Patience is key when propagating plants. Some species may take a few days to strike roots, while some can take weeks or months. Not every cutting or seed you sow will successfully develop and mature into a new plant, but with experience, research and perseverance, you’ll become very good at propagation in no time. Observe what your plants are doing, what they’re suffering from and how you can improve their conditions and soon you’ll have too many plants in your home.
Propagating by stem, division or seed all have their own different challenges. My most common method of propagation is cuttings, but I have started to sow seeds recently to improve my skills. I find seeds a lot more challenging than cuttings, but some people may have contrasting opinions. Find out what works best for you and your polka-dot plants!
By following the steps outlined in the article above, you’ll be able to successfully propagate new polka dot plants and other species, helping to expand your collection greatly.

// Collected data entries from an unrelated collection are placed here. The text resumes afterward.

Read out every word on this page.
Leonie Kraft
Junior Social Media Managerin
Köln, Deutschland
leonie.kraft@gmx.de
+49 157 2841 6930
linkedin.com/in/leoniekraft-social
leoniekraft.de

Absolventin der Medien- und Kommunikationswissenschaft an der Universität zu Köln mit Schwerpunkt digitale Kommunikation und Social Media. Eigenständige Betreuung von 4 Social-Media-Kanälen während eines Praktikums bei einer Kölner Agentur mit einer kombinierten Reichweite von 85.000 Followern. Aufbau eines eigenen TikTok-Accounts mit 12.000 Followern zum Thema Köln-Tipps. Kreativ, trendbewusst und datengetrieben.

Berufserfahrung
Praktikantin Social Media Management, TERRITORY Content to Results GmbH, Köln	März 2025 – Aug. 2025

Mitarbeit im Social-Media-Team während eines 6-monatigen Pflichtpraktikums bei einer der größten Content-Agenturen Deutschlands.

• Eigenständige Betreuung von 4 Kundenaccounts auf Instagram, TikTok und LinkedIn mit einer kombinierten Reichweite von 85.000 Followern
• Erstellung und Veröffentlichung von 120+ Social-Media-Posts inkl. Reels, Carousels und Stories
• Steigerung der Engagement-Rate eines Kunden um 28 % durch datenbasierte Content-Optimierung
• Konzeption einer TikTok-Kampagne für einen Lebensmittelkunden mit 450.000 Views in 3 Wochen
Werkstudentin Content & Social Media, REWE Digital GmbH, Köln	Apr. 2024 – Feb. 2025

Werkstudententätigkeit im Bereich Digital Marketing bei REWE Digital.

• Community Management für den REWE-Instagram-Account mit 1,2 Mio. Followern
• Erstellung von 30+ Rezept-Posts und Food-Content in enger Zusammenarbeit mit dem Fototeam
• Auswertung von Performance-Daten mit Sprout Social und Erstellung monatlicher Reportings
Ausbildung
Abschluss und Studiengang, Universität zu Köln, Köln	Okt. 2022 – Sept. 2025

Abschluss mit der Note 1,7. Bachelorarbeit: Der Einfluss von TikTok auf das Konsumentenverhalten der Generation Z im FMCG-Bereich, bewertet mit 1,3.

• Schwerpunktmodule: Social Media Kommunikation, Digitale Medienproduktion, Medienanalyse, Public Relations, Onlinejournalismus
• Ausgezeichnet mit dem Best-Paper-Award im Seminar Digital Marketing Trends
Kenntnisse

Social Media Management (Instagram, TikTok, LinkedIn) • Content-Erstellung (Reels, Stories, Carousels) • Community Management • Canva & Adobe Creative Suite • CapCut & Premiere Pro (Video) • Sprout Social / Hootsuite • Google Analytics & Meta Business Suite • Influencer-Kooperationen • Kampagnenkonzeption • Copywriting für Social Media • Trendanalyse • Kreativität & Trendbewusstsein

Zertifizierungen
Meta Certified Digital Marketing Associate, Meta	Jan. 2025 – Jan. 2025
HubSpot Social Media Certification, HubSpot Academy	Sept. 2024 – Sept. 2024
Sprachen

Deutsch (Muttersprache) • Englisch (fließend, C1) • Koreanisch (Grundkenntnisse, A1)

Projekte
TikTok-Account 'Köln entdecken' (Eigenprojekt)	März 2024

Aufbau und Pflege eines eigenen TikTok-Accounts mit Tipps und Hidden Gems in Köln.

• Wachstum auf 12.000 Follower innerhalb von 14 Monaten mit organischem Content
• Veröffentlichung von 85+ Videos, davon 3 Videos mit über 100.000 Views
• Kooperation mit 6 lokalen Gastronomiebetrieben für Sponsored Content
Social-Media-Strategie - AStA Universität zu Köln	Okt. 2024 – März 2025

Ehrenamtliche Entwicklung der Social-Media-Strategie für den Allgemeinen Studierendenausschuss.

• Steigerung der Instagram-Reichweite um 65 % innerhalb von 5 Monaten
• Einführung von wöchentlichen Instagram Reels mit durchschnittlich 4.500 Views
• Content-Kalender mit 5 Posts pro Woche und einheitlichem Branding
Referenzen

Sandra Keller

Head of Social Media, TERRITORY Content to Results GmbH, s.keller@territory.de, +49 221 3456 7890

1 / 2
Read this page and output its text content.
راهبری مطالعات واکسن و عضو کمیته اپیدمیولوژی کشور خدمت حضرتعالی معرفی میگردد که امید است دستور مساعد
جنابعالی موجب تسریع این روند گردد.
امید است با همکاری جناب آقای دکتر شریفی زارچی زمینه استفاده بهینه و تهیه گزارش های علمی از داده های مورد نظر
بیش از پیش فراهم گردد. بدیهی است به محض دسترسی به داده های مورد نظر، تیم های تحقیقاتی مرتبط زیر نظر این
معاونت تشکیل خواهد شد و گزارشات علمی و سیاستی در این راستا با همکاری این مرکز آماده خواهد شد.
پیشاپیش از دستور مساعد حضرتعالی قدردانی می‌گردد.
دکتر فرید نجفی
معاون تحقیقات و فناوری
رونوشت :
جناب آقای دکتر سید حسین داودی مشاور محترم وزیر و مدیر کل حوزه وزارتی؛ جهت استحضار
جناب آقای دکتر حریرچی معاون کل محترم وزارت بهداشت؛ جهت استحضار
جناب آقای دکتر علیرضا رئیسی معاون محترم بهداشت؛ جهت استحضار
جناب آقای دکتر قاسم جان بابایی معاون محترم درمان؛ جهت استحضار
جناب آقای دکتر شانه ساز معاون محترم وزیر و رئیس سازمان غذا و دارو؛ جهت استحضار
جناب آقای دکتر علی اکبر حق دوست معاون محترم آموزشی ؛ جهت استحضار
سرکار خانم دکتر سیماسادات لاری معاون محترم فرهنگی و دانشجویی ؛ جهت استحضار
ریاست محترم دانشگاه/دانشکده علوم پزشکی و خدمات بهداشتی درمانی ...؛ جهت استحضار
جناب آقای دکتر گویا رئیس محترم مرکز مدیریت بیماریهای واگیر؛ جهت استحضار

Have fun propagating.
Frequently Asked Questions (FAQ)
Can polka dot plants be propagated from leaf cuttings?
Unfortunately, polka dot plants cannot be propagated from leaf cuttings. Unlike some species that are able to be propagated from leaf cuttings such as a Jade plant, these cannot. Polka dot plants are propagated through stem cuttings, division or by seed. Likely, using a leaf cutting will not root or develop into a new plant.
How long will it take for my polka dot plant cutting to root?
Depending on the conditions you are keeping the polka dot cutting in, the rooting time can vary. Typically, you can expect to see roots within around two to four weeks. Factors such as humidity, the health of the parent plant and temperature will influence the rooting speed. It’s important to be patient and make sure you’re giving it proper care during this period, ensuring that the rooting is successful
Can you propagate variegated polka dot plants?
Variegated polka dot plants are able to be propagated using exactly the same methods as non-variegated ones, such as division or stem cuttings. Though, you should note that variegation is a result of a genetic mutation, meaning that any cuttings you take or divisions may not keep the same variegation pattern as the parent plant. To preserve the variegation, it’s best to propagate it from the healthy sections of the plant which have the variegated traits you want.
What’s the best time to propagate polka dot plants?
I would recommend propagating polka dot plants during the active growing season, which is typically in spring through to early summer. During this time, the plants are actively putting out new growth, which makes them a lot more likely to have a better chance of being propagated. Though, if you are able to give it the proper care and suitable conditions, you can have a try at propagating them throughout the year – though rooting and growth will likely be slower during the dormancy period in winter.